Henry candidly admitted he’d turned to Dalglish during a period of volatility after his takeover. Henry wanted a young coach such as Didier Deschamps or Andre Villas Boas (both also back in the reckoning for the job) to replace the beleaguered Roy Hodgson. At the time, neither were available and the FSG vision was immediately compromised.
So they turned to the ultimate Kop icon and Dalglish was asked to resume where he had left off in 1991, initially in a caretaker capacity while the search for a full-time appointment continued.
In his six months in temporary charge, Dalglish was an instant catalyst for improvement.
The arrival of Luis Suárez two weeks after his appointment helped, but other fundamental changes convinced the Americans to offer a three year deal. More varied training, assisted by Clarke’s arrival, a more attractive brand of football and personable management of players who adored their boss even if, privately, many of them wondered if the tactical nous would match the off-field charisma.
In his first six months, Dalglish won as many points as the top four. The numbers began to add up for Henry. Dalglish, he decided, could be trusted with the huge summer outlay that was so critical to restoring Liverpool’s position among the European elite. Jordan Henderson, Stewart Downing, Charlie Adam, José Enrique and Sebastián Coates arrived at a cost of more than £60 million, building on the £58 million already invested in a new strike force.
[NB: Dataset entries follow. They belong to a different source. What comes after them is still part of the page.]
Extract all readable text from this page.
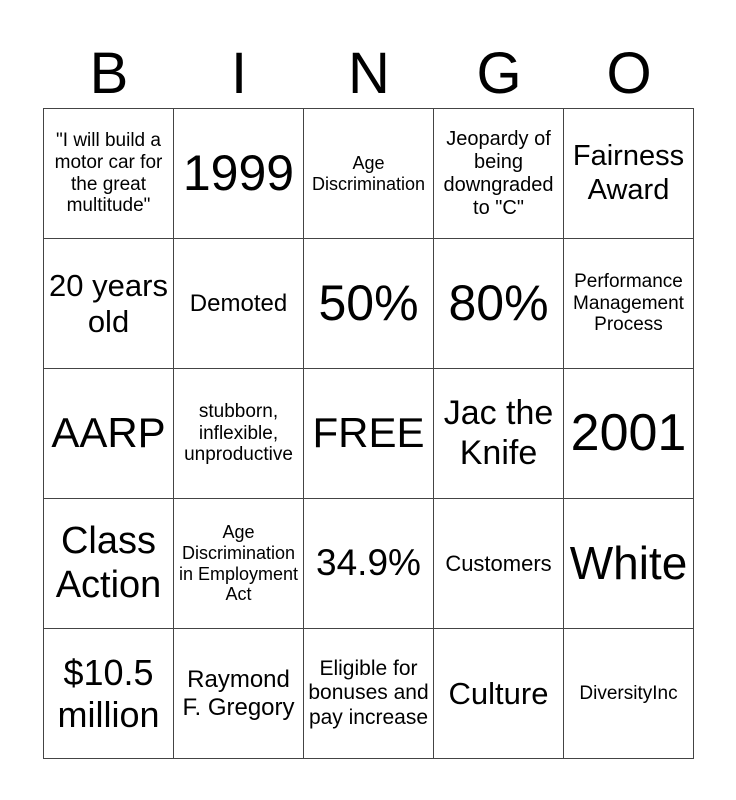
B	I	N	G	O
"I will build a motor car for the great multitude"	1999	Age Discrimination	Jeopardy of being downgraded to "C"	Fairness Award
20 years old	Demoted	50%	80%	Performance Management Process
AARP	stubborn, inflexible, unproductive	FREE	Jac the Knife	2001
Class Action	Age Discrimination in Employment Act	34.9%	Customers	White
$10.5 million	Raymond F. Gregory	Eligible for bonuses and pay increase	Culture	DiversityInc
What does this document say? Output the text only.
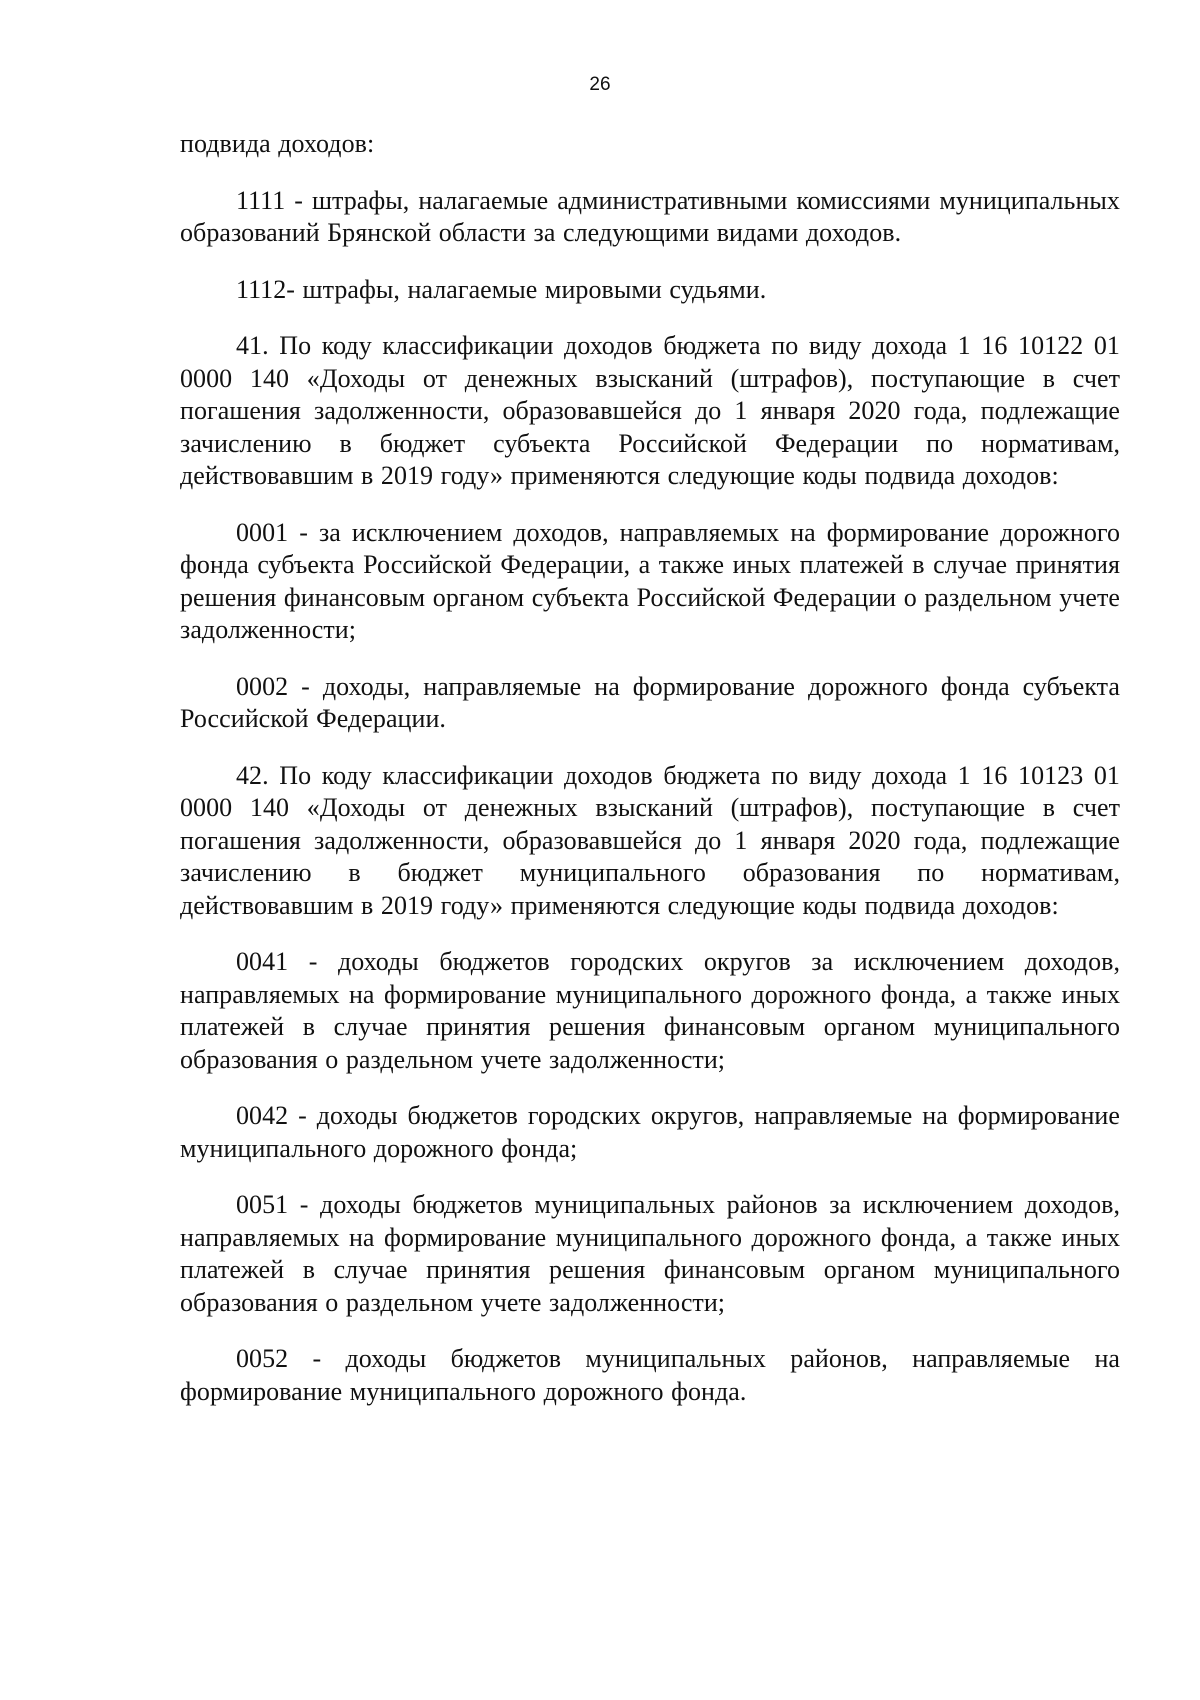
26

подвида доходов:

1111 - штрафы, налагаемые административными комиссиями муниципальных образований Брянской области за следующими видами доходов.

1112- штрафы, налагаемые мировыми судьями.

41. По коду классификации доходов бюджета по виду дохода 1 16 10122 01 0000 140 «Доходы от денежных взысканий (штрафов), поступающие в счет погашения задолженности, образовавшейся до 1 января 2020 года, подлежащие зачислению в бюджет субъекта Российской Федерации по нормативам, действовавшим в 2019 году» применяются следующие коды подвида доходов:

0001 - за исключением доходов, направляемых на формирование дорожного фонда субъекта Российской Федерации, а также иных платежей в случае принятия решения финансовым органом субъекта Российской Федерации о раздельном учете задолженности;

0002 - доходы, направляемые на формирование дорожного фонда субъекта Российской Федерации.

42. По коду классификации доходов бюджета по виду дохода 1 16 10123 01 0000 140 «Доходы от денежных взысканий (штрафов), поступающие в счет погашения задолженности, образовавшейся до 1 января 2020 года, подлежащие зачислению в бюджет муниципального образования по нормативам, действовавшим в 2019 году» применяются следующие коды подвида доходов:

0041 - доходы бюджетов городских округов за исключением доходов, направляемых на формирование муниципального дорожного фонда, а также иных платежей в случае принятия решения финансовым органом муниципального образования о раздельном учете задолженности;

0042 - доходы бюджетов городских округов, направляемые на формирование муниципального дорожного фонда;

0051 - доходы бюджетов муниципальных районов за исключением доходов, направляемых на формирование муниципального дорожного фонда, а также иных платежей в случае принятия решения финансовым органом муниципального образования о раздельном учете задолженности;

0052 - доходы бюджетов муниципальных районов, направляемые на формирование муниципального дорожного фонда.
“We’ll be disappointed if we’re not in the top four,” said Henry, setting heightened expectations.
But the shape of the team was altered. Raul Meireles, voted the second best player of the 2010-11 season, was sold. Maxi Rodriguez and Dirk Kuyt, two of the best players in Dalglish’s first six months, were increasingly marginalised for the new arrivals.
Returning to the Champions League after one season was a target rather than a job condition. Had Liverpool still been in a fight for a top four place at Easter, Dalglish’s position would not have been subject to a review, but the league position was a growing concern after a sequence of home draws.
Then there was Suárez-gate. Dalglish influenced every miscalculation from the moment an inflammatory word was aimed at Patrice Evra.
It seemed the Director of Football, Managing Director and, initially, even the owners, bowed down to the conspiratorial accusations against the Football Association and Manchester United. Wearing a 'Suárez’ T-shirt played out beautifully to those Liverpool supporters who relished a scrap but poorly to everyone else. Eventually, the saga ended with apologies and FSG intervening to take control of their own club.
When Comolli was dismissed before the FA Cup semi-final, the implications for Dalglish were clear. Although Comolli took the blame, Dalglish could not escape culpability. He won the Carling Cup and reached the FA Cup Final, but the league form deteriorated. Weekly hard luck stories made no impression on Henry and Werner.
When Dalglish was appointed the permanent Liverpool manager a year ago it was described by the Anfield board as 'a no-brainer’.
Despite the tributes, with Liverpool nearer the bottom three than top four despite a £120 million investment in the squad, Liverpool’s owners evidently feel his departure was a no-brainer too.